Again, by kind permission of Professor Dixon: the continuation of the First Hillfort at Crickley section of "Crickley Hill and Gloucestershire Prehistory", the first part of which was posted here:
"Continental scholars have traced the growth of strongly fortified hill-settlements from 1200 BC onwards. In Britain the development came later, with C14 dates not earlier than the 11th or 10th centuries BC, and most of the hillfort foundation-dates belong to the later period, to the three or four centuries after 700 BC. The first fort at Crickley was built early in this latter period perhaps in the 7th or 6th century. The new rampart and ditch enclosed an area of some nine acres, more than double that of the causewayed enclosure, and provided a substantial barrier with a rock-cut ditch 2 m (6 ft) deep, and a drystone wall built of the stone taken from it at least 3 m (10 ft) high. The entrance was a narrow timber-lined passage shut by two gates, and the defences were presumably capped by timber or wickerwork screens.
Behind the entrance roadway ran between lines of buildings whose position is now marked only by the post holes in which their principal upright timbers were set. Beside the roadway the buildings were probably large rectangular barn-like houses, and two more houses of this sort lay in the area of the abandoned near the enclosure - one, indeed, along the line of its ditch, as can be seen in the reconstruction drawing (figure 2). Groups of small square huts, each supported on four posts, stood around the houses.

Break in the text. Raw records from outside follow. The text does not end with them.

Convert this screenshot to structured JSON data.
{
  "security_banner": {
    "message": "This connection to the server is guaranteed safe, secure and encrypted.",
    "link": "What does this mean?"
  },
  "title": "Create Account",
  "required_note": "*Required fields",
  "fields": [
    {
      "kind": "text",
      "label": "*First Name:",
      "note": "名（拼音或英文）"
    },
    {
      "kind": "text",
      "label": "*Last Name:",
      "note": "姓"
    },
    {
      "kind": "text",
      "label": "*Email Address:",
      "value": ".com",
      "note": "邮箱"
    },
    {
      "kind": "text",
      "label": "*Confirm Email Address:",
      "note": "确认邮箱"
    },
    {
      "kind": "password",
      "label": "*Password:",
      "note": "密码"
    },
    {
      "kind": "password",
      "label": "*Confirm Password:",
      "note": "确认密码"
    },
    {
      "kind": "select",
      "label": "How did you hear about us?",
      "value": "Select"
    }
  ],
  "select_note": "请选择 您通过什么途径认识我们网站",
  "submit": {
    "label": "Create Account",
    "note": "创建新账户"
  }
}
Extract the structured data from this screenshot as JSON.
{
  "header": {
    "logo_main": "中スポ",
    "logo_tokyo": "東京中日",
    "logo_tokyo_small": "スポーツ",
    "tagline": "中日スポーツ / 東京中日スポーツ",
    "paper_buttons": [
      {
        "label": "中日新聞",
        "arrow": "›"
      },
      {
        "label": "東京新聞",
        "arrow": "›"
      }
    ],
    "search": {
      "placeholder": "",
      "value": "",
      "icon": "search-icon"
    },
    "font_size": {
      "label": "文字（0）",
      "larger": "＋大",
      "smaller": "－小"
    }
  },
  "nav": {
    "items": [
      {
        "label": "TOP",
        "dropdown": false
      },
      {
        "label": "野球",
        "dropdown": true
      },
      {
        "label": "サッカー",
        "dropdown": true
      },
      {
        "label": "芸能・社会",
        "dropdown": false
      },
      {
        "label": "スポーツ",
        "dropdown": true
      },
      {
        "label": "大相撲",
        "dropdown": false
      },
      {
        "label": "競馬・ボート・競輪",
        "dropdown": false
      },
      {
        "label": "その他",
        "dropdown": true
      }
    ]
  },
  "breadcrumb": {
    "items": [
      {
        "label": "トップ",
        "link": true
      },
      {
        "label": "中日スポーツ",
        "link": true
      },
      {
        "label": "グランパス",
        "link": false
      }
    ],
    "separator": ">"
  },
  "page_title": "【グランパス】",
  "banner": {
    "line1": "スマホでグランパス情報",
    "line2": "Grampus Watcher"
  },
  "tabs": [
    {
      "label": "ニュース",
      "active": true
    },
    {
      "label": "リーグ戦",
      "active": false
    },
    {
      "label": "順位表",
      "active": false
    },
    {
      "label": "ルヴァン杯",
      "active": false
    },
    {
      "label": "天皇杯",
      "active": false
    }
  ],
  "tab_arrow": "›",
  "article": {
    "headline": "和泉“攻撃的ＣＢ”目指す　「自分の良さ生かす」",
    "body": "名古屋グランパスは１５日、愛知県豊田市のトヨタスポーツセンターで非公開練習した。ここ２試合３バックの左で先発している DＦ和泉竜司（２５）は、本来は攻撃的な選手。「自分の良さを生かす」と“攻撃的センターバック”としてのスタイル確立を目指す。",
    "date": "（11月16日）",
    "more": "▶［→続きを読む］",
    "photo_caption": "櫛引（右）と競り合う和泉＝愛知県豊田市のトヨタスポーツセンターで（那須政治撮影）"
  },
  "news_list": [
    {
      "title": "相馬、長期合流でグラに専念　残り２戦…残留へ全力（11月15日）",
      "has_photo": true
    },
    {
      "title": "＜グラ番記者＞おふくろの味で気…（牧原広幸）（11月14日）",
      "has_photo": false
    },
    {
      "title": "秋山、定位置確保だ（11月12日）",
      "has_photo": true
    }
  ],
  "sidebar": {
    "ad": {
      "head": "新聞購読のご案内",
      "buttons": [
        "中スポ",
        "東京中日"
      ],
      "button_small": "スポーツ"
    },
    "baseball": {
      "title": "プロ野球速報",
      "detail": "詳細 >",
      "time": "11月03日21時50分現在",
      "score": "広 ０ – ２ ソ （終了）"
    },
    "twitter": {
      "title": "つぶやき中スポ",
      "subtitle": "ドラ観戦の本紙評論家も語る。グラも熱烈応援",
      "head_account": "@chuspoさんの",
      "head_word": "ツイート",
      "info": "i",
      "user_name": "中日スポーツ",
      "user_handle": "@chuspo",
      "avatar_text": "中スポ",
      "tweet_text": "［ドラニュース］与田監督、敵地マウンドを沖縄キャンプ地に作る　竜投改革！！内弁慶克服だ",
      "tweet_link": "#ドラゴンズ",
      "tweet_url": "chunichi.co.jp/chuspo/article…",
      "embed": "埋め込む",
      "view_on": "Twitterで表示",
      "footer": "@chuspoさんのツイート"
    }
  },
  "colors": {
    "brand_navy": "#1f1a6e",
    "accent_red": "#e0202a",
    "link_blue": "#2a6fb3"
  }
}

None contained hearths, and they were probably intended for the storage of crops. More irregular collections of post holes may have belonged to subsidiary buildings, such as drying racks, animal pens, hovels for farm implements, all roofed stack stands. A variety of these structures is shown in the two reconstruction drawings of the hillfort periods, (figures 2 and 3) but there is, of course, no certainty in any of the versions adopted.
The houses so far uncovered (in about one third of the fort's total area) could perhaps have accommodated from 50 to 200 people: there is no way of estimating the density of settlement in the unexcavated area. This community survived long enough to wear down the entrance roadway, but had gone, it seems, before the replacement of rotten timber in its houses became necessary: one generation, then, or two at the most. The end was clearly abrupt. The gates were burned, the walls slighted, and the houses destroyed by fire."